Intro to CFDs
Picture London of the roaring 90s. A real estate firm – Trafalgar House – is being threatened with bankruptcy. Their Hong Kong, associates, Jardin Matheson, decide to come to the rescue; but they don’t want to be saddled with Trafalgar’s depts and they CERTAINLY don’t want to pay taxes on buying an ailing firm.
Enter Brian Keelan and Jon Woods – two brokers who created a special contract that meant that Matheson didn’t have to buy Trafalgar outright. Instead, the two companies would exchange cash flows at a fraction of the actual cost. Add to that that they didn’t need to pay taxes on any exchange of shares.
By the end of the decade, CFDs were quickly adopted by hedge funds ; and by the end of the MILLENNIUM, they were being grabbed up by the first generation of online retail traders.
Today, CFDs reign in the online environment because 1: they’re leveraged, meaning you only have to invest a small portion of the trade size; 2: they’re easy to understand; 3: they don’t have a date of expiration or a strike price.

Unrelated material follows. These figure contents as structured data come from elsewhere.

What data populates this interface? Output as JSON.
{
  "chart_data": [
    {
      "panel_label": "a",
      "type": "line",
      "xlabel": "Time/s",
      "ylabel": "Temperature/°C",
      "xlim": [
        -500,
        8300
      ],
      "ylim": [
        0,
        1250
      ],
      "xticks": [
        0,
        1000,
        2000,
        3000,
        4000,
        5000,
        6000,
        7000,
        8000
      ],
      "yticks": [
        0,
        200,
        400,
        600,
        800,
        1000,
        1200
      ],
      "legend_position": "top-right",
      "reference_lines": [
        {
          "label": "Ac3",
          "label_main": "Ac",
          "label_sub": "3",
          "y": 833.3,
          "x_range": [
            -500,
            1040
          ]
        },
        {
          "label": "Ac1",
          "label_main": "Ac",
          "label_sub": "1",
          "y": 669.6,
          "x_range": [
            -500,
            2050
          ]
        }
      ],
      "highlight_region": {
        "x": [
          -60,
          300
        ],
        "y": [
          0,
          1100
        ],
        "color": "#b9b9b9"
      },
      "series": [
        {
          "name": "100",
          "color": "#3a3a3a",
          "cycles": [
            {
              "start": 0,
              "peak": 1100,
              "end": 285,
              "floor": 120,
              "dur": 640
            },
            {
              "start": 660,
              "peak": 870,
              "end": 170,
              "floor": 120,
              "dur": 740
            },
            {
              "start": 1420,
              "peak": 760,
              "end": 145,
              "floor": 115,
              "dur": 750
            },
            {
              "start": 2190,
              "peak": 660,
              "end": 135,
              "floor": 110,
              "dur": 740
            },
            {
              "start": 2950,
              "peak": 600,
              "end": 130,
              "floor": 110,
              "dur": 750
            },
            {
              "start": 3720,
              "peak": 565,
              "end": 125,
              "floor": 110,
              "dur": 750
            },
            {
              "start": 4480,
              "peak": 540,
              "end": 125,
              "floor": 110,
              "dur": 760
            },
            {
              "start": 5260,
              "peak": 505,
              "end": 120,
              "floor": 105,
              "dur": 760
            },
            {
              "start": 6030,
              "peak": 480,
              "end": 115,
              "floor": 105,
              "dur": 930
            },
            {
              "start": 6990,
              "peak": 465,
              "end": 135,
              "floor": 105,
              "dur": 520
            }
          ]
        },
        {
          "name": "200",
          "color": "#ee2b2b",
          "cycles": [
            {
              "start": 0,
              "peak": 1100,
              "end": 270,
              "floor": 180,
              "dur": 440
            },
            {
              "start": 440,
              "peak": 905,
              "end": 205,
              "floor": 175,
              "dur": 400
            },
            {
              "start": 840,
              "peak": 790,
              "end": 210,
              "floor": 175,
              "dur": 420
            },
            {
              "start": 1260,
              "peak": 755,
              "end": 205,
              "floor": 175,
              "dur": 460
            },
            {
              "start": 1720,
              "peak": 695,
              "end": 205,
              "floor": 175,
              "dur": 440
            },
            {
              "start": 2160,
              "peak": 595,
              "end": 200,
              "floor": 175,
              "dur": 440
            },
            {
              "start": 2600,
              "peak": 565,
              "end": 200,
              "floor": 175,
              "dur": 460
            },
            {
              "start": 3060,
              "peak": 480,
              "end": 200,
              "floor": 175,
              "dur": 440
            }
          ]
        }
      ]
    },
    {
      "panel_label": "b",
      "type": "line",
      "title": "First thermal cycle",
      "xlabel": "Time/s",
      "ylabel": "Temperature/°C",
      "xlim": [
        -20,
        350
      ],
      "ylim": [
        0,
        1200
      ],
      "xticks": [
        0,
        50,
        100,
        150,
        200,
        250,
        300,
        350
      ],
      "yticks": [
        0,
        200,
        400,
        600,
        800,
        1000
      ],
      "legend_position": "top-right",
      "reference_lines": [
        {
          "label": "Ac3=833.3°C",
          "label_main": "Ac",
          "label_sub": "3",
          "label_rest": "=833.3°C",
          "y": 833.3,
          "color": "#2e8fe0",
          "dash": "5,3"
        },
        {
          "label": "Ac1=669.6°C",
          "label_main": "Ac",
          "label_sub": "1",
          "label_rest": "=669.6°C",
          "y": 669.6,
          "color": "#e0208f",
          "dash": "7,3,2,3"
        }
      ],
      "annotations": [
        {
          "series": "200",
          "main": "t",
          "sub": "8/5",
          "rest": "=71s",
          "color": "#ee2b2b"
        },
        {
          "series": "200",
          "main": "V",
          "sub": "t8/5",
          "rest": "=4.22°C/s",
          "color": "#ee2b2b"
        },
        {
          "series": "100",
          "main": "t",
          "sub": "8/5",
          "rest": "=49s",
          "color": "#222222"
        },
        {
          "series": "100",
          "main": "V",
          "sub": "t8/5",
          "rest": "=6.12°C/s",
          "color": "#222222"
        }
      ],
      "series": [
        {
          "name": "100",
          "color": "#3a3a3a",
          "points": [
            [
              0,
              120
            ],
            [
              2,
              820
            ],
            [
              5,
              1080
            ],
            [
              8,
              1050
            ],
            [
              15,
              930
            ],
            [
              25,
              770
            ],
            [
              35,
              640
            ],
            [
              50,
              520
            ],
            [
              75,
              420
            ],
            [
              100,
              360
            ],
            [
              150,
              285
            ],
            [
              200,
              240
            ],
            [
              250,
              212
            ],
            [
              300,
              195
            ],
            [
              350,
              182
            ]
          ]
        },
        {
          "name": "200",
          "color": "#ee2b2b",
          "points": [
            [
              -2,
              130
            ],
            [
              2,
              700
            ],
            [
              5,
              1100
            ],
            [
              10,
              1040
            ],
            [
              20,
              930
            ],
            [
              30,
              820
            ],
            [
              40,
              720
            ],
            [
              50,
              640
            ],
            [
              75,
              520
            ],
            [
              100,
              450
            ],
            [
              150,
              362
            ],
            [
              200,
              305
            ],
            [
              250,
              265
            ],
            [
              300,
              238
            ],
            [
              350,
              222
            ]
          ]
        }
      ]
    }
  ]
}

You simply compute the difference between the price when the contract was opened and when it’s closed. And 4: since a CFD is a derivative, you can go long or short, meaning you can invest in the rising OR falling value of the underlying asset.
When you open a CFD trade you’ll normally be dealing with your broker as the COUNTERPARTY. That means that you don’t need to wait for a someone who wants to buy or sell the underlying asset before you can execute your trade.